3.3 - Emotions of Separation

3.3 - Emotions of Separation

Separation involves a lot of emotions. Compare the emotions you have experienced with the ones that you see on the screen.  You may have gone through some or all of these emotions at some point in your separation. 

Let’s look at some of them more closely.


Anger is the core emotion of divorce. It’s painful, it’s confusing, and it can turn a person’s world upside down. The pain, anger, resentment, depression or emotional confusion seems to go on forever.

When anger not faced, it doesn’t go away. It is redirected. A divorce hangover begins when anger becomes directed toward whatever or whomever a person considers responsible for the divorce. Anger that is redirected can show up as revenge, blame, sabotage, and inappropriate control.

For example:

  • “I don’t have enough money to pay child support, so I won’t pay any. Let her try to get money out of me – it’ll be like trying to get water out of a rock!”

Or, another example:

  • “He’s got plenty of money, and after the way he’s treated me and the kids, I’m going to make him pay for my suffering.”
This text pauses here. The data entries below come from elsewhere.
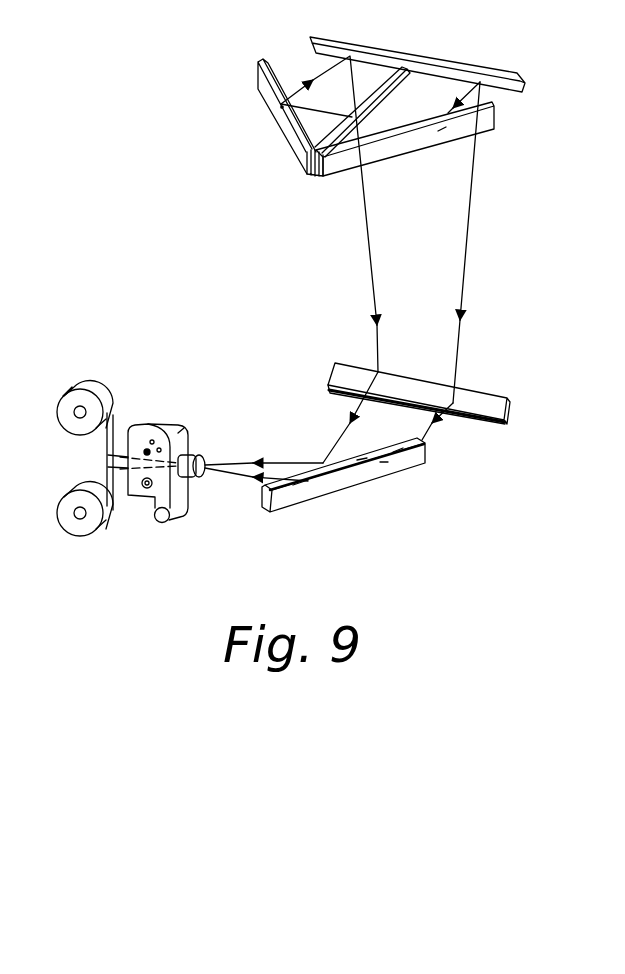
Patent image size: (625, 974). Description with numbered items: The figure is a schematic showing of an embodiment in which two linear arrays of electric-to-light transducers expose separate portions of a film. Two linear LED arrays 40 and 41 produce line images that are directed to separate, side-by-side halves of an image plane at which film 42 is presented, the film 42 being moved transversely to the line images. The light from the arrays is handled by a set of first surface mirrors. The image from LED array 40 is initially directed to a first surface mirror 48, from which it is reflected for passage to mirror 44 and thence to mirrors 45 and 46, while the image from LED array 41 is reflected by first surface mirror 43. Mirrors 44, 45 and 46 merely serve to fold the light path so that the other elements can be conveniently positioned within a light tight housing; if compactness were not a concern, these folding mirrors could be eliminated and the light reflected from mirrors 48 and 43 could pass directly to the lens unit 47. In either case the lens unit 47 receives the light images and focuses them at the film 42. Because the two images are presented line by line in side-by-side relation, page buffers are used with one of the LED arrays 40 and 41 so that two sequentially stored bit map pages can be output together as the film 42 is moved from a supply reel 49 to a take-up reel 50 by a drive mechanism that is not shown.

The linear LED array 40 is at (362, 122).
The linear LED array 41 is at (350, 115).
The film 42 is at (117, 508).
The first surface mirror 43 is at (265, 62).
The mirror 44 is at (361, 46).
The mirror 45 is at (422, 380).
The mirror 46 is at (327, 493).
The lens unit 47 is at (173, 520).
The first surface mirror 48 is at (383, 150).
The supply reel 49 is at (109, 393).
The take-up reel 50 is at (76, 538).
Anger often leads to prolonged and expensive litigation.


Depression is severe sadness and dejection that is felt over an extended period of time. When anger is turned inward, it can lead to depression. Parents suffering from depression may withdraw or run away.

A person in despair over a relationship breakup may not want anything to change and may refuse to discuss changes. The person may even refuse to separate.
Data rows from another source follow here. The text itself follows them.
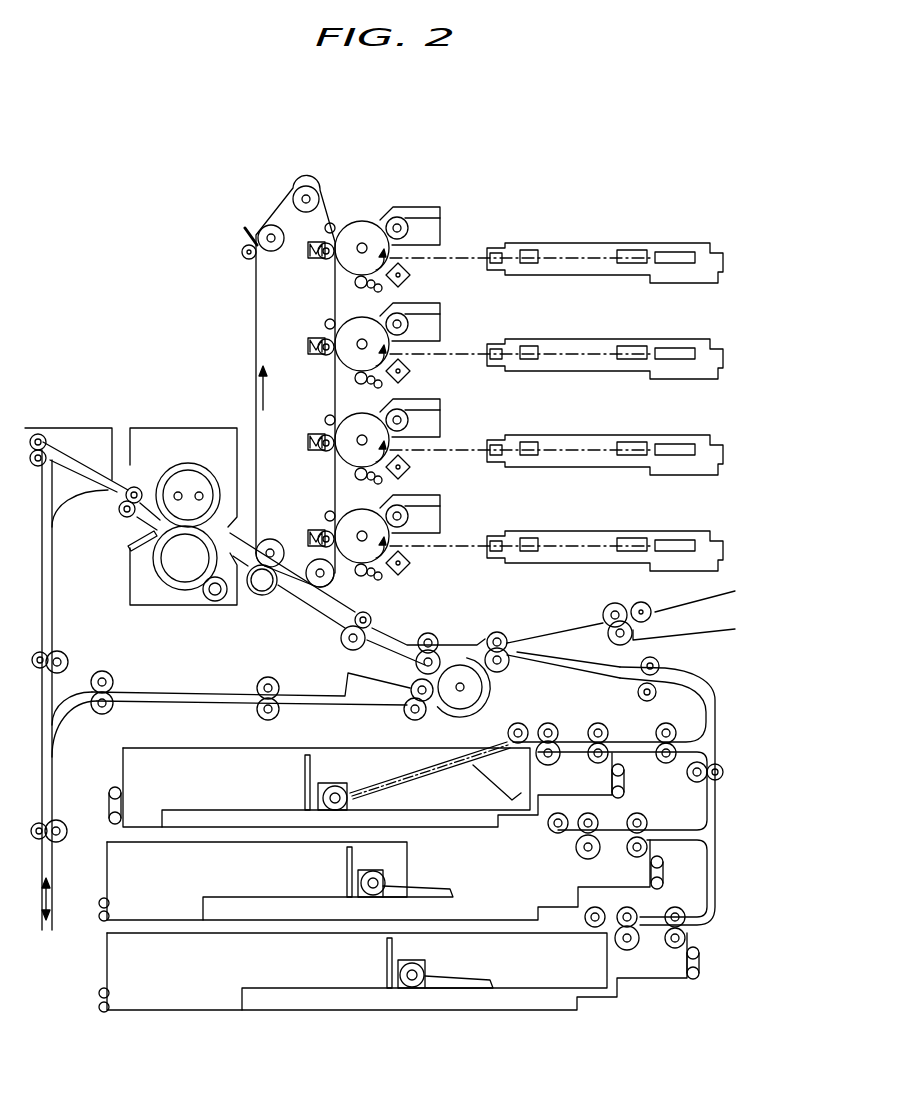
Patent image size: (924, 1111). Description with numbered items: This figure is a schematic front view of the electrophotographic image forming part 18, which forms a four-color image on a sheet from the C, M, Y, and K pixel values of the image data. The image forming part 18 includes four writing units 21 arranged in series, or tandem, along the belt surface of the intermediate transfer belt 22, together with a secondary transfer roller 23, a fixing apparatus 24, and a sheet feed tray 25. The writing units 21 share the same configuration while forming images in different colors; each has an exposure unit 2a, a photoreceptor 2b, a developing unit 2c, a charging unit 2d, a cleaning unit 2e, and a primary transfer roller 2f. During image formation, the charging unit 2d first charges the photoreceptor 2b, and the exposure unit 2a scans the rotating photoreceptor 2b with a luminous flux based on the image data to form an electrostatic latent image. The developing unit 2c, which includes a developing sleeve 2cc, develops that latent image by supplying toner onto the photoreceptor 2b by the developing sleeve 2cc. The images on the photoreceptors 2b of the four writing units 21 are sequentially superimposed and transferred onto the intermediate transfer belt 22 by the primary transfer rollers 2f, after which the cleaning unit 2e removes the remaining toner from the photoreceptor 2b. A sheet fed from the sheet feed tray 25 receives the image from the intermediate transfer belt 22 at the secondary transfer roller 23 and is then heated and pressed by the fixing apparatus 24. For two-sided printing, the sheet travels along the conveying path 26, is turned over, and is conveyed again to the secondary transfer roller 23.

The image forming part 18 is at (747, 103).
The writing unit 21 is at (725, 225).
The exposure unit 2a is at (583, 243).
The photoreceptor 2b is at (363, 221).
The developing unit 2c is at (440, 237).
The developing sleeve 2cc is at (413, 210).
The charging unit 2d is at (410, 283).
The cleaning unit 2e is at (353, 281).
The primary transfer roller 2f is at (308, 244).
The intermediate transfer belt 22 is at (255, 340).
The secondary transfer roller 23 is at (268, 597).
The fixing apparatus 24 is at (130, 592).
The sheet feed tray 25 is at (122, 766).
The conveying path 26 is at (47, 628).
When someone is depressed it may be difficult to engage in a constructive conversation.  It may not be possible to talk about finances.
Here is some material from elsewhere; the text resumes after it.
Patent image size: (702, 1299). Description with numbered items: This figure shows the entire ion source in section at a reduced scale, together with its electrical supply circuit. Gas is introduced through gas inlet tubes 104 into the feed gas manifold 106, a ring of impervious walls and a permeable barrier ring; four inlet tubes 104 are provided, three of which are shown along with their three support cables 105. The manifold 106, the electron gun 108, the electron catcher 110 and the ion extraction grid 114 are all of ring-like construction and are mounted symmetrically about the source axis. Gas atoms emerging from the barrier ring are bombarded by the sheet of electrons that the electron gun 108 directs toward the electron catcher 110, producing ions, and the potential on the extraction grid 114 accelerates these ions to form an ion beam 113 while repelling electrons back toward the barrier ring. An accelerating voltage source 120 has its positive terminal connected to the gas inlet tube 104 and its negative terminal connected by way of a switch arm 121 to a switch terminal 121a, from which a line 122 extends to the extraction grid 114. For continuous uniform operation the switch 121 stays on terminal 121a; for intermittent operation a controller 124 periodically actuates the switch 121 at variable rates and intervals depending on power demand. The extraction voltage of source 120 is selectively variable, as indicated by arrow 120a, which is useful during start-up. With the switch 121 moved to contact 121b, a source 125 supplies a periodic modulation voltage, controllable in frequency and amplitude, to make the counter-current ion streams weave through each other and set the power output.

Betrayal is the act of hurting someone who trusts you.  It is the feeling of broken loyalty.  Often when a  person feels betrayed, they try to get back at the other person financially.  Revenge or punishment often translates into a desire for dollars and cents.

Here are a couple of examples:

  • “You fooled around and now I’m supposed to live in a basement suite and support you, the kids, and your boyfriend?!”
  • “You left us and now you expect us to live on a few dollars a month while you drive around in a new SUV. I’m going after everything I can.”


Guilt is the feeling of having done something wrong. Guilt can have a powerful effect on financial decision-making. It can cause a person to fall into the trap of giving away more than they should.  When parents separate children tend to feel guilty – as if it was their fault.

For example, a parent who moves to another city with the children may agree to give up child support out of guilt of moving.

From a financial perspective you should never negotiate until you are ready to take emotion out of the bargaining process.  Taking a break in negotiations may make better sense than acting emotionally.